I'm actually going to be using the mounting tabs on the side of the end tanks. If these arent sitting all the way against the frame, use a washer or 2 so you get a nice flush surface. Dont stress the intercooler when bolting it down.


So now you need to trim your bumper. you'll need to trim out quite a bit so that you're able to install it on to the fenders, even with this intercooler sitting so far back there is 2 points where the bumper was pushing in to the intercooler preventing me from mounting it to the fenders. I kept cutting and cutting and now it sits fine.
This is what mine looks like. You results may vary.

Here is the end result. with the bumper mounted. I will clean it up a bit when I put in my mesh to cover up the IC (Mesh may be gay but if you seen my last IC, you'll know that Soft aluminum + Stones = Asking for a leak.



So thats it now have a nice day.
"But wait Mr.Xgen. I did everything you told me and now my end tank hits the radiator!, you are so full of ---- like HT"
Oh ----, yeah Sorry.
Ok on to the next part. The rad relocation.
Using this intercooler you will need to relocate the rad. no if's and but's, its going to happen weather you want to or not so if you're not up to the task then dont bother with this intercooler.
Take out the rad and looking at it from the front move it over so it clears the end tank (about 2")

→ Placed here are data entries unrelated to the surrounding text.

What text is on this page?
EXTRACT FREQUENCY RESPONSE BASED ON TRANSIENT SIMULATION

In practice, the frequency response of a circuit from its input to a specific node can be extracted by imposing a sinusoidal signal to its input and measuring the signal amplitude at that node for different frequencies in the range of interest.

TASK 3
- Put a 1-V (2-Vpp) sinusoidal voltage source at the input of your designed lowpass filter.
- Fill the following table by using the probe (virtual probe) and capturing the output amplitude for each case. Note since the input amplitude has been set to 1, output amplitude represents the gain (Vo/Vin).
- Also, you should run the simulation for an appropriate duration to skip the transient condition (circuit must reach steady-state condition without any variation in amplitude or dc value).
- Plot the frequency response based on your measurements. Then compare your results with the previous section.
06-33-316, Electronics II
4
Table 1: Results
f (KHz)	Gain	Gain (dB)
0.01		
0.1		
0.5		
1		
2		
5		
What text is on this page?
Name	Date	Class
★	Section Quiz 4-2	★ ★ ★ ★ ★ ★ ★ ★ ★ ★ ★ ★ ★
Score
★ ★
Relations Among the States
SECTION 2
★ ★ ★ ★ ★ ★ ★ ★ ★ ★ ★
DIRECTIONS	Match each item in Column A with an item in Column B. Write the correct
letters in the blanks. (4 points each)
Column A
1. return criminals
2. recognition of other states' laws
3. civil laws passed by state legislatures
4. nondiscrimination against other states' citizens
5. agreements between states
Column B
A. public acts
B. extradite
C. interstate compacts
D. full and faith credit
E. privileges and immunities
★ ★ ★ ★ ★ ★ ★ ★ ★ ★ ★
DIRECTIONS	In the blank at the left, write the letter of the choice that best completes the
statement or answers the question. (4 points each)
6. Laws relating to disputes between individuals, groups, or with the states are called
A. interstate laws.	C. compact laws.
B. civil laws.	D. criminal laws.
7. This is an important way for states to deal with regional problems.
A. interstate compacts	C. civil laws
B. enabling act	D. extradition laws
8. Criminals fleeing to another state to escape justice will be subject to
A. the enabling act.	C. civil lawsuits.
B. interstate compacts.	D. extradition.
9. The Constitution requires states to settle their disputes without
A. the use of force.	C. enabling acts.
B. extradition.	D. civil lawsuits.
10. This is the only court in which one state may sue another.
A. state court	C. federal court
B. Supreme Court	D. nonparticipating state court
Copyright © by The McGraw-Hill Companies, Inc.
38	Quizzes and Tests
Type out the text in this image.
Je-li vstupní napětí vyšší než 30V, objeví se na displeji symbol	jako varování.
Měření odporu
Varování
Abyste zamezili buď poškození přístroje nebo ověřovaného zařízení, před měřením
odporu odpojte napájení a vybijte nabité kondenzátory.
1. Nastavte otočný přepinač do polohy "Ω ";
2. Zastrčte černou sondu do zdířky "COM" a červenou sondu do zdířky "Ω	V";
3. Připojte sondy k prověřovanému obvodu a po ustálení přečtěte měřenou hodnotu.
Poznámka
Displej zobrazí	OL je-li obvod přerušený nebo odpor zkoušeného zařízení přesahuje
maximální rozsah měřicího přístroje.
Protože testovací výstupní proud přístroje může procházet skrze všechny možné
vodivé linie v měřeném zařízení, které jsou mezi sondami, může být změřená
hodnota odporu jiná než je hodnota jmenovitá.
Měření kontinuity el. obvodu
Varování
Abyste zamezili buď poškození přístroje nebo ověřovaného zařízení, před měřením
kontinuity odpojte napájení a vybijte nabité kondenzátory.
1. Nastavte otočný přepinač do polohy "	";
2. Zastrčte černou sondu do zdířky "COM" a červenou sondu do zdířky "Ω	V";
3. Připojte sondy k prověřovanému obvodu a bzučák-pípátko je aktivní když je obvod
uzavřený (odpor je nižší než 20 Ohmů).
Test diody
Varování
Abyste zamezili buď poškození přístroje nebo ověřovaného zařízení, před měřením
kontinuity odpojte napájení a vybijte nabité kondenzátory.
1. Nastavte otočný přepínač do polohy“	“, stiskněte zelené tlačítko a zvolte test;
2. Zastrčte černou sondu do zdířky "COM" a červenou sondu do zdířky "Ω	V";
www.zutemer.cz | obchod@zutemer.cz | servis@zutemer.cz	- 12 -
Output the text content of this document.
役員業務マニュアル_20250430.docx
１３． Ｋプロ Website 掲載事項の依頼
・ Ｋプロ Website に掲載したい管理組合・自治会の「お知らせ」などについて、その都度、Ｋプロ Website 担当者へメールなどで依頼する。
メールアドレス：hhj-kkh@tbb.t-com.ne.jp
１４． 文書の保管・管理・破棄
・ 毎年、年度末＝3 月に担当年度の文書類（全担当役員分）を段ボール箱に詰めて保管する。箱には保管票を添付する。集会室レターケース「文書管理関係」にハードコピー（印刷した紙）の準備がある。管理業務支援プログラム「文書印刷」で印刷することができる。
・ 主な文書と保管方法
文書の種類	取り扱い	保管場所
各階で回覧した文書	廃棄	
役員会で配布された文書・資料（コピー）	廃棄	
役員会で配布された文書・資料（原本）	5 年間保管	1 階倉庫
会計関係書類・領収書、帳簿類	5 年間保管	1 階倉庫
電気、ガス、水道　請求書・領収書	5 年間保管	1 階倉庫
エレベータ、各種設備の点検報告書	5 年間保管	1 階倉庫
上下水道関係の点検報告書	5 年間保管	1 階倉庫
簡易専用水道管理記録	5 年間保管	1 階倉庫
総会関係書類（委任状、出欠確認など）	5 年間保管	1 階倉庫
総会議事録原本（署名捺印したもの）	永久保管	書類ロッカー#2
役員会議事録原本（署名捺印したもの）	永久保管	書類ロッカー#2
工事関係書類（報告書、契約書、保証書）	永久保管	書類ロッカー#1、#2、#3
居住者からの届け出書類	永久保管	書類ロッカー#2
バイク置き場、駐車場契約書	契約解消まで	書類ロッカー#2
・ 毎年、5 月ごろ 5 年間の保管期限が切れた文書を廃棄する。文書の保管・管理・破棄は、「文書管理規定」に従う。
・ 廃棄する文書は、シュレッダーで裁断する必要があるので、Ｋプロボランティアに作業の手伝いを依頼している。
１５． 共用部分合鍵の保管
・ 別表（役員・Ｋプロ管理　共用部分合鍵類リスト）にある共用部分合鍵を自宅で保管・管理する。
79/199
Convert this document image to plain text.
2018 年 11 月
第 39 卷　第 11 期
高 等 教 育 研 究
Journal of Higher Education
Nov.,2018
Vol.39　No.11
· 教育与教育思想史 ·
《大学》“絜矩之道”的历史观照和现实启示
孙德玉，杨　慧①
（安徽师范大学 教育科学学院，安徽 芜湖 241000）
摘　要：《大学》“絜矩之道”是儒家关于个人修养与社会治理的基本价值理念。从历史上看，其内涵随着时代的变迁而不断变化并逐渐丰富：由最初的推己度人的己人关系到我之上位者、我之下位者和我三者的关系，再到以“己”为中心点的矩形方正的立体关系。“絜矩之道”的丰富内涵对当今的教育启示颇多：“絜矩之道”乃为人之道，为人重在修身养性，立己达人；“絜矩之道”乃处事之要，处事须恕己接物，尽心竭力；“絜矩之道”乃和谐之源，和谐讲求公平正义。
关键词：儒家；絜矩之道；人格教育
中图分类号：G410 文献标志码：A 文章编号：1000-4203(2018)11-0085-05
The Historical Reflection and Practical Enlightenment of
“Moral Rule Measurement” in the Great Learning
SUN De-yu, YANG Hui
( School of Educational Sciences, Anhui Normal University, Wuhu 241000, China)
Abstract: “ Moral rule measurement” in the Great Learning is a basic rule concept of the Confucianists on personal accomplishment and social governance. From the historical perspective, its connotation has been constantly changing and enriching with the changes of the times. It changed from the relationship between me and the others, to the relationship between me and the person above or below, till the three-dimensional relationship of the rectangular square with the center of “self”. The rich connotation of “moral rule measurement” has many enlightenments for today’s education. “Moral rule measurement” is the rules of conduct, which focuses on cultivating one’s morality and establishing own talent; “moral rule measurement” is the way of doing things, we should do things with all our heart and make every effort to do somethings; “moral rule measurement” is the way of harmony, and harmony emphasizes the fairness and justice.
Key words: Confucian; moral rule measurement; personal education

Next, zip tie it down to your traction bars. if you dont have these then you'll have to come up with something.
I'd bolt a piece of 1" X 12" plate to the stock rad mounts and you can zip tie it to the plate. make sure you use some rubber on the bottom of the rad so the plastic does not vibrate on the metal.


You can use the upper rad hose to hold your rad or you can move the bracket over as well. I'm going to drill and tap a new hole for the screw to thread in to.

Ok so now you're done, everythign is installed and zip tied down. hopefully this intercooler works out for you guys too. I know that the drivers side end tank sits kind of high.
To me this is not a problem as I will have a top mount manifold and turbo anyway.
Well this is it. I hope you enjoyed the writeup and goodluck to you if you attempt this. its a very cheap alternative to the $200+ intercoolers.
cost breakdown.
SRT4 intercooler ~$40+ shipping
Zip ties ~$3
Mechanical Knowlege ~Priceless.
Originally Posted by Xgenturbo
"But wait Mr.Xgen. I did everythign you told me and now my end tank hits the radiator!, you are so full of ---- like HT"
I so imagined a little 10 kid. like in the tootsie pop commercials.
Originally Posted by AJxr
got measurements on that intercooler? thinking of putting one in my crx.
Originally Posted by d-man
good writeup Martin! Lookin good. I'm gettin one off Ebay too. Hopefully we can get it installed within the next little bit and get this gay SMIC off.
This was kind of a last minute thing because I realized shortly after doing this that there is no writeups, and I've searched all over. So I took pictures when I had everything cut and measured up already.